I want to give an extra special thanks to Dr. Tara Helen O’Connor, for bringing me back and believing in me after all these years. Thank you to Purchase College students for having me, it was a joy to chat with and get to know you all.
I’m excited to be one of the commissioned composers involved in the “Forward Music Project,” a new music and social justice initiative conceived by cellist, Amanda Gookin. From Amanda’s site:
I believe the division of social justice and arts is an invisible line. One cannot exist without the other. This program commissions* works by some of today’s most innovative composers. Each unique composition is an expression of: the composer’s personal experiences, an issue they desire to highlight, and the completely open compositional style through which they choose to do so.

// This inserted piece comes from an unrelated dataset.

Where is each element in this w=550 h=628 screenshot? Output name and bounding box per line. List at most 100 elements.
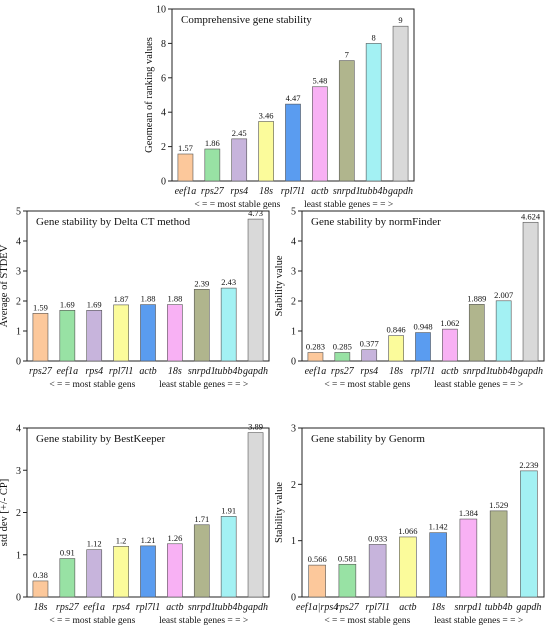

This program will develop hand-in-hand with organizations that encourage social change for women all over the world through outreach activities that promote empowerment for young women and girls.
The FMP goal:
+ To raise awareness of women’s issues.
+ To contribute to the evolving future of Contemporary Classical music.
+ To gain support for non-profit organizations focusing on women’s rights.
+ To support the work of living composers.
+ To discover how we are all connected through art.
+ To demonstrate the many different ways to make an impact.
+ To empower young women and provide them a platform of strength and courage to speak up and speak out.
+ To encourage the current of change.
* These 7 works will be premiered in the Fall 2016 in New York City and subsequently performed in a diverse range of venues from recital halls and clubs to Planned Parenthood offices and public schools around the country.